On April 8, 1911, at the Leiden Cryogenic Laboratory in the Netherlands, Heike Kamerlingh Onnes and his collaborators immersed a mercury capillary in liquid helium and saw the mercury’s electrical resistance drop to nothing once the temperature reached about 3 kelvins, or 3 degrees above absolute zero (around –270 Celsius).
A slide show at ScientificAmerican.com reviews Onnes’s discovery and the milestones that followed it.
This “superconductivity” was one of the first quantum phenomena to be discovered, although back then quantum theory did not exist. In subsequent decades theoreticians were able to put quantum physics on a solid foundation and explain superconductivity. Since then, researchers have discovered new families of materials that superconduct at higher and higher temperatures: the current record-holder works at a balmy 138 K.
So where’s my maglev train?
Indeed, the promise of superconductors—power grids that waste no energy, computers that run at untold gigahertz of speed without overheating and, yes, trains that levitate over magnetic fields—has not fully materialized.
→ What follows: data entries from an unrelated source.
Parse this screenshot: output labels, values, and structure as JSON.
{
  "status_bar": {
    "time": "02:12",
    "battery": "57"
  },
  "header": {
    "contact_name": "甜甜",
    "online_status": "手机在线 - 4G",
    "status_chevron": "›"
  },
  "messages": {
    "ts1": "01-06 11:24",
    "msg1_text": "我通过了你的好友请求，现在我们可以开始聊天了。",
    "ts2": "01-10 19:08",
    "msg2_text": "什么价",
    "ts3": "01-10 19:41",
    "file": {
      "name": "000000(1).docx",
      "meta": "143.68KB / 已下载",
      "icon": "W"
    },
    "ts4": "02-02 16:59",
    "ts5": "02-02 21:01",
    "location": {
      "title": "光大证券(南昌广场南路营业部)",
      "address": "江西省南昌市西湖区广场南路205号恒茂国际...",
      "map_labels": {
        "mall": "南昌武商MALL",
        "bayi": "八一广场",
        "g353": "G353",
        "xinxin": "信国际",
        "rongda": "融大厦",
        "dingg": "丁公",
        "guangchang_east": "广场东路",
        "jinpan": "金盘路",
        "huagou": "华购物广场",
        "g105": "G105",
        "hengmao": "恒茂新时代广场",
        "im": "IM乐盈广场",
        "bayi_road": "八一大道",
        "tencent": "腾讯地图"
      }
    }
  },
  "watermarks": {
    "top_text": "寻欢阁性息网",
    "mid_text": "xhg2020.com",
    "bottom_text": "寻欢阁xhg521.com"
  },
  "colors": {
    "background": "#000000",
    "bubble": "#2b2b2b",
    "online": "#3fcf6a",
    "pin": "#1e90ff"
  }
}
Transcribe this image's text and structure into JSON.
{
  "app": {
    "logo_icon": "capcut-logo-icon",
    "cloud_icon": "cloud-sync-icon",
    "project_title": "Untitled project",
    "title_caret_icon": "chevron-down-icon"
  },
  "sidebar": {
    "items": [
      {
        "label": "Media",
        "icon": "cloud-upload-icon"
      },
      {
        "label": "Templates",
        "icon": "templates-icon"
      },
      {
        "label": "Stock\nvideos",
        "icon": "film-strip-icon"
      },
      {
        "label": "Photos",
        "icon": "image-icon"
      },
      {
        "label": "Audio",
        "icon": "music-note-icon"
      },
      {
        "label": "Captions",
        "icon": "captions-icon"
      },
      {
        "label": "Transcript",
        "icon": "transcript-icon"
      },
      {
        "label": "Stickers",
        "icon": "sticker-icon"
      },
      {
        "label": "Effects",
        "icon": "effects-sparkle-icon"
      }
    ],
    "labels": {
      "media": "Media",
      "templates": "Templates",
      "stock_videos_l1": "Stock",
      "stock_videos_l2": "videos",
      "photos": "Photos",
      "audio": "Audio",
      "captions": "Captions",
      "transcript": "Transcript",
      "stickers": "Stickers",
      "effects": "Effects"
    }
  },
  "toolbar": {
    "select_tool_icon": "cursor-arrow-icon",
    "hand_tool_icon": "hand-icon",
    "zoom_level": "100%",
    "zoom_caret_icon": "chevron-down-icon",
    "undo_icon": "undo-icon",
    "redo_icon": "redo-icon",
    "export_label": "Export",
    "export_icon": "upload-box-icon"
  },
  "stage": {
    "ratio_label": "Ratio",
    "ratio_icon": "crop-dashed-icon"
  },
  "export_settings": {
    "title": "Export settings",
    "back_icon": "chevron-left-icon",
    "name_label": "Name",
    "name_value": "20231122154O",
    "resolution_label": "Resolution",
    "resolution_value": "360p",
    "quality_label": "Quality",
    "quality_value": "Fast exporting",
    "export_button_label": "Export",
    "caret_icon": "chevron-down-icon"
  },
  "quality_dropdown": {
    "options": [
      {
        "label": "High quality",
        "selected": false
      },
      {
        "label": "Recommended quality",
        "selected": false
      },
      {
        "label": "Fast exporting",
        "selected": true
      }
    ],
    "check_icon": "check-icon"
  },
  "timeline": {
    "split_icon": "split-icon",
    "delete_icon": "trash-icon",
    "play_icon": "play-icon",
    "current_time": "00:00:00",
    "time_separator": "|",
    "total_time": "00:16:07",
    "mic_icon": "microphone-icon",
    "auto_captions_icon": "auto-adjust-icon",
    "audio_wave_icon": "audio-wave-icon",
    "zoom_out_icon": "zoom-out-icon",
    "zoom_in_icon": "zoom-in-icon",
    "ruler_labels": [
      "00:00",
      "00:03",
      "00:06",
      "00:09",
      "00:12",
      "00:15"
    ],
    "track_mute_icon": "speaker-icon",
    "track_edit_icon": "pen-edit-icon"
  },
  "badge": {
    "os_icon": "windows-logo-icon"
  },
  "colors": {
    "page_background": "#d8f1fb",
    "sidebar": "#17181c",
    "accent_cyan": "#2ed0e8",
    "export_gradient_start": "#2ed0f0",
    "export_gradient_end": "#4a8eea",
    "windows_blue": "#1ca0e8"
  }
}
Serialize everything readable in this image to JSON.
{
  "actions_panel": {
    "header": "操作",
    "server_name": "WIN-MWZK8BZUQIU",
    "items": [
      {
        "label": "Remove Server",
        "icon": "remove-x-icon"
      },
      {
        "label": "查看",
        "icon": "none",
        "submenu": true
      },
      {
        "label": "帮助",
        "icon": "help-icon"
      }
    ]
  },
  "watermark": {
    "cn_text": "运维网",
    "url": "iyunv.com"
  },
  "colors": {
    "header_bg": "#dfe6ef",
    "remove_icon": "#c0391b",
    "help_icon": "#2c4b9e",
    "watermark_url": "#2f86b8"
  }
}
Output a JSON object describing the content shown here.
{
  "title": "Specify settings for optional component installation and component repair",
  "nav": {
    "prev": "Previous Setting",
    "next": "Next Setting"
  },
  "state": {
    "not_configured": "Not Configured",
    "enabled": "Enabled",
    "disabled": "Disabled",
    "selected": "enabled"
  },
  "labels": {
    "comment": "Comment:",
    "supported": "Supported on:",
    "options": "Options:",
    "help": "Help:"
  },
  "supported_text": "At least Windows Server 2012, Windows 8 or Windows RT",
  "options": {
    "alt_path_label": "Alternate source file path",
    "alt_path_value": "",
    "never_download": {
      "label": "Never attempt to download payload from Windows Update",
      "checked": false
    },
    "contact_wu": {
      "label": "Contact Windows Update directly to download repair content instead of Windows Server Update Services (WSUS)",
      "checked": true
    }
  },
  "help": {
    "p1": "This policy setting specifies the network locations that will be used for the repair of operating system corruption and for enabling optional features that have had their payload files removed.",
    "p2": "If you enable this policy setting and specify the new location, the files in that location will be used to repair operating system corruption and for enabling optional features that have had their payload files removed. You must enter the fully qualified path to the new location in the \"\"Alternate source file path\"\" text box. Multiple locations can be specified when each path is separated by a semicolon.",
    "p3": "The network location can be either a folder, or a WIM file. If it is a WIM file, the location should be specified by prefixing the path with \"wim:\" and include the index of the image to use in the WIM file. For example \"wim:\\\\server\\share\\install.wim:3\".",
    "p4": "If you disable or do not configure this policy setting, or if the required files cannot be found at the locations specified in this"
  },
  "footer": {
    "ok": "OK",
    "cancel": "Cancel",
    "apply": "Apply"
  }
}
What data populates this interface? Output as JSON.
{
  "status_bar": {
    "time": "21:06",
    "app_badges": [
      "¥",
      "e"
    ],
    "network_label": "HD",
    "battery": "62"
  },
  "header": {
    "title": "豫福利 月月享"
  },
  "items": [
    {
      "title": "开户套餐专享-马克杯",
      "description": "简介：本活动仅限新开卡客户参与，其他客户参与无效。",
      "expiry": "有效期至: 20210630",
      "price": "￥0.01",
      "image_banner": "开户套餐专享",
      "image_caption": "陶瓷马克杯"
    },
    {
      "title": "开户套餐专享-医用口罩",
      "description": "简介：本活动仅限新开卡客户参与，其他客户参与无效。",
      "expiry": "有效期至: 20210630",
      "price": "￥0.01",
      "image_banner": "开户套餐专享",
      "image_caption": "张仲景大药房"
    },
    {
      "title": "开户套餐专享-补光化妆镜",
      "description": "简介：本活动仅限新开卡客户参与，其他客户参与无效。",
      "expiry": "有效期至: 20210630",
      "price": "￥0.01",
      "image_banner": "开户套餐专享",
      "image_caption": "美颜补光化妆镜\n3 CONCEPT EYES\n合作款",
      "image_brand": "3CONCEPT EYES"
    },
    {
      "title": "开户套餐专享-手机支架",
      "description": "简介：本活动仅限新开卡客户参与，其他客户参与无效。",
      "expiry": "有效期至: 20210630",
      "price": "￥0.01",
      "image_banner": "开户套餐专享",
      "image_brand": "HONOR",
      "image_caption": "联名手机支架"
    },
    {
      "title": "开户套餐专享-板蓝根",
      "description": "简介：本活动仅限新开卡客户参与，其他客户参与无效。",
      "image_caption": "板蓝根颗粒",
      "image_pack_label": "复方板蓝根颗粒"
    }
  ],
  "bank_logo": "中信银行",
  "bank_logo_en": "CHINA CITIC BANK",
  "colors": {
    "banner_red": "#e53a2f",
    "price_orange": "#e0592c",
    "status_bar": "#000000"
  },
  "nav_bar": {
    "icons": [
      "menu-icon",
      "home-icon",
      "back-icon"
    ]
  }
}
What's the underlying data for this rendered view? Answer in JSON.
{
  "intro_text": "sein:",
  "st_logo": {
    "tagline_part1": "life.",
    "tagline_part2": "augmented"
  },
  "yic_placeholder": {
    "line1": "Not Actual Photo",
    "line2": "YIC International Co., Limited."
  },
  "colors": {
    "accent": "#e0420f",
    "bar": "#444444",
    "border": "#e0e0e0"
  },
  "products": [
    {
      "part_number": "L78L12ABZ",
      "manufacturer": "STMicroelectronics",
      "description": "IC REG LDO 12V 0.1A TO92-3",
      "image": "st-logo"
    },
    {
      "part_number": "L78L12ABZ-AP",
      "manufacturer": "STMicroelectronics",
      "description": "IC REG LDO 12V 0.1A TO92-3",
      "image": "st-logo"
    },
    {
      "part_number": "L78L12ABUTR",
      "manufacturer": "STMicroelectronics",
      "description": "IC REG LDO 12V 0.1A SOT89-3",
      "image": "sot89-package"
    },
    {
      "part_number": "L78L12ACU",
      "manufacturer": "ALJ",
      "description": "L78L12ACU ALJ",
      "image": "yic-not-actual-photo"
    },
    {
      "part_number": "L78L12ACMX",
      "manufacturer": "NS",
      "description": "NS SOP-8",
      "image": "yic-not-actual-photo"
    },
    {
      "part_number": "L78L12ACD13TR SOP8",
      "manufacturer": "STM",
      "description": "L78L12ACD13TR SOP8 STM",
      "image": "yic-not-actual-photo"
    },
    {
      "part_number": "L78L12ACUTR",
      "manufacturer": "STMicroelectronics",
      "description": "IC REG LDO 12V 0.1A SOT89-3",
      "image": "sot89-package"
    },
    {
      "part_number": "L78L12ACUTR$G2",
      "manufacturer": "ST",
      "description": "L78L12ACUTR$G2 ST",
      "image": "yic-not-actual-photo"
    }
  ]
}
Still, superconductors have made it possible to build the strong magnets that power magnetic resonance imaging machines, which are the most important commercial application of the phenomenon to this day. And scientists use superconductors in advanced experiments every day. For instance, particle accelerators at the Large Hadron Collider in Geneva rely on superconducting coils to generate magnetic fields that steer and focus beams of protons. Some of the most accurate measurements in all of science are done thanks to superconducting quantum interference devices, or SQUIDs.
And finally, superconducting electrical transmission lines are here. Wires based on high-temperature superconductors (with liquid nitrogen–based cryogenics, which are technically simpler and much cheaper than liquid helium–based ones) have recently become commercially available. A South Korean utility plans to install them on a large scale. Some U.S. scientists now say that it may be easier to get permits for and build a national superconducting supergrid than construct a conventional high-voltage system.